Note that we have added the USDA’s pork production forecasts to Figure 2 and price forecasts to Figure 3. The numbers shown here are from the USDA’s June World Agricultural Supply and Demand Estimates and do not include USDA’s take on Friday’s Hogs and Pigs report. The first glimpse we get of the report’s impact on the USDA’s own forecasts will be in the July WASDE which will be released July 12. Also note that the USDA supply figures are million pounds of carcass weight pork production and that USDA’s prices are in dollars per hundred pounds of live weight.
What does this mean for producers? We see it as a harbinger of a breakeven or slightly worse year in 2019. Futures prices have reacted surprisingly favorably the past two days and are still providing opportunities for profitable sales for much of next year, especially given what has happened to costs over the past 30 days.
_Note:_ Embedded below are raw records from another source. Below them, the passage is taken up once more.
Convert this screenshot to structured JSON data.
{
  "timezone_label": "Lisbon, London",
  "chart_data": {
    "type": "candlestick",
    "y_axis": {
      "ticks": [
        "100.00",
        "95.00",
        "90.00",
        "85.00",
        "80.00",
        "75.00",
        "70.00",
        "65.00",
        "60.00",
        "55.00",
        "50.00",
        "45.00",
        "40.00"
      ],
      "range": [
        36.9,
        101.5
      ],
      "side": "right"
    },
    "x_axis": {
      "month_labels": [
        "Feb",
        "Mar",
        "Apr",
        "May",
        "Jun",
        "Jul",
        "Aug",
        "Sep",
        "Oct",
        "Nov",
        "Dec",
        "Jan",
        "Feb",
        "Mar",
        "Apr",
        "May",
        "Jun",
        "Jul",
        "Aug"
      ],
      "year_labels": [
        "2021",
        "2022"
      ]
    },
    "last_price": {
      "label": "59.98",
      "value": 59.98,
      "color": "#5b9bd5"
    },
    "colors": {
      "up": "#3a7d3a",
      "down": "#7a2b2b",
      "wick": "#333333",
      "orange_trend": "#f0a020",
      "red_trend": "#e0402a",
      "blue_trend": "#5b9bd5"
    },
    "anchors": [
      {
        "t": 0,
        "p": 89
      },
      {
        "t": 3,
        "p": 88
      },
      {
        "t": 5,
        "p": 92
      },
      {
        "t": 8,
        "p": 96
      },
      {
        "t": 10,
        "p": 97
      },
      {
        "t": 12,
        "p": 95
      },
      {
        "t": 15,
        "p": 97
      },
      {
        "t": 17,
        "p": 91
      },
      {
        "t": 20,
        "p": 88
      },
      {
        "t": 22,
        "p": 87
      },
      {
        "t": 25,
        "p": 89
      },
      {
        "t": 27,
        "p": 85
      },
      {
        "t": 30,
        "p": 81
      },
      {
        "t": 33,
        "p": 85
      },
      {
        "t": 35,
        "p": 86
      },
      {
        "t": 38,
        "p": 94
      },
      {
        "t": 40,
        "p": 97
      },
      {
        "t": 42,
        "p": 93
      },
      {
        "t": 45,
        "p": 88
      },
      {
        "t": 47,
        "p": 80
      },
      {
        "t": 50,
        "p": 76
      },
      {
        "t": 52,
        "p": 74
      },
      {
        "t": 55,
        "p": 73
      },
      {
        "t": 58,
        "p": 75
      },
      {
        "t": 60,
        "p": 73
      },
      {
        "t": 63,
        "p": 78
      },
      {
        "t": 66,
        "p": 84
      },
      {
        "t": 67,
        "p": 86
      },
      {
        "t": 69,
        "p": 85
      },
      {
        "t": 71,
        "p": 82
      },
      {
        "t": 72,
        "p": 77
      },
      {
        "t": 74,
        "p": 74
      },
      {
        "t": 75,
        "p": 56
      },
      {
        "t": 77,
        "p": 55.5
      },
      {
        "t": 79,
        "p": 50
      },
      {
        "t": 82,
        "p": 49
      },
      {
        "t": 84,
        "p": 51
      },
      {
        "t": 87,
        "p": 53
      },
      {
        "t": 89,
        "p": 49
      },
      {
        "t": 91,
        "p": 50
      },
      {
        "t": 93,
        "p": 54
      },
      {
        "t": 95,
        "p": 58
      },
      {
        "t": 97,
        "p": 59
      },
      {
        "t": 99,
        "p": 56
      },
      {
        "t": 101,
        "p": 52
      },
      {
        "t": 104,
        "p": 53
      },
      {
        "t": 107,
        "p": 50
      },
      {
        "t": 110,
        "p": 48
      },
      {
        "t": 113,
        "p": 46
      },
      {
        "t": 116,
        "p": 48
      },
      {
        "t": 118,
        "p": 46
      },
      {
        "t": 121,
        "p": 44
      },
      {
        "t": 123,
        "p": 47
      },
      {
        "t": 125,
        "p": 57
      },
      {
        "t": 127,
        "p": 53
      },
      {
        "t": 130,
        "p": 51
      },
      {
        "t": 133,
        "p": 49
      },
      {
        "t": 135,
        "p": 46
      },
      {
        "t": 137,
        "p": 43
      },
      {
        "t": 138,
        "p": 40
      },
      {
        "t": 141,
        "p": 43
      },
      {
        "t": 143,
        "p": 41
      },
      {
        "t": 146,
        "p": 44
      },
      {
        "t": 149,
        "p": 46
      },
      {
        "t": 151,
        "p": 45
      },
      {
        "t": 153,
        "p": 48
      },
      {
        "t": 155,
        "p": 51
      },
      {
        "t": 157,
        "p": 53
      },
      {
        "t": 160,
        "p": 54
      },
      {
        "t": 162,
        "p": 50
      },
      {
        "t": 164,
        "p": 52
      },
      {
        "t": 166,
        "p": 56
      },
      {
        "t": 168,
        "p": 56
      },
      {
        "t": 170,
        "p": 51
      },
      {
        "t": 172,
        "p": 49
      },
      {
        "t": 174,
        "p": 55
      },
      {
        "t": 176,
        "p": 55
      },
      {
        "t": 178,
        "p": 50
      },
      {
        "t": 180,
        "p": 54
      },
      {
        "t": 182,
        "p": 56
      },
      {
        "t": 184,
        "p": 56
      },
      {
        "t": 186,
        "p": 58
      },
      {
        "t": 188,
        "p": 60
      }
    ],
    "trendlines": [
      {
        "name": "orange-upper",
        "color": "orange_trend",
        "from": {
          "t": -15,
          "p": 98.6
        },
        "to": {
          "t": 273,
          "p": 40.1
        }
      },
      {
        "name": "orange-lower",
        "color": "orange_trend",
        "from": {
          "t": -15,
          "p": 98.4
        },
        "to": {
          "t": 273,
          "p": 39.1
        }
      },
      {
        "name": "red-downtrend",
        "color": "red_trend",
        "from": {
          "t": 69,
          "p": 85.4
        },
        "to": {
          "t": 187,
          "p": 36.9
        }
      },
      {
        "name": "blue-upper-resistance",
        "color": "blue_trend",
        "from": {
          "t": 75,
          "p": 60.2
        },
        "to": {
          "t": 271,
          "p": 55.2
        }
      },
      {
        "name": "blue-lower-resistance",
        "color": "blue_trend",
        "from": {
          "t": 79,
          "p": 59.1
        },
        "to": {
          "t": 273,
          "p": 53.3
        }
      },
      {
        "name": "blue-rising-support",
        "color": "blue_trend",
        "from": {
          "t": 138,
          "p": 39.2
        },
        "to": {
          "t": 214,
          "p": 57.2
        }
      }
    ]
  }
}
The Corn Belt has plenty of moisture for corn at present. The question will be temperatures as we reach the critical pollination stage. Heat always hurts, but it is often not damaging in the presence of plenty of moisture. The jury is still out on soybeans since August is their most critical weather period. Both markets bear watching but how much more gravy can be extracted?
Slaughter capacity will be tight this fall but this report doesn’t make it significantly more so. We have four weeks at or beyond the 5.4-day capacity of U.S. plants without the second shift at Seaboard-Triumph. That shift is scheduled to begin Oct. 1, and some workers have already been hired. A second shift startup is easier than a plant startup for a lot of reasons but training is a big one. Having trained workers to help train new ones is a big deal. It is important for that plant to get running as there are hogs already on the ground that are headed that way. If it does get started on time, that will relieve any problem we might encounter this year.
This report suggests that we will substantially fill STF’s second shift and the first shift at Prestage’s Wright County, Iowa, plant late next year. The U.S. packing industry is likely back to the old margin model of making money in the summer and losing money in the fall. That had generally not been the case the past five years when capacity was tight.
Know your costs. Fine tune your production systems to get every ounce out of your farm. Decide how much risk you can stand. Get your banker and your spouse on board. Take action. As difficult as all of those are, the last one is probably the hardest, but you’ve been here before. Remember your history.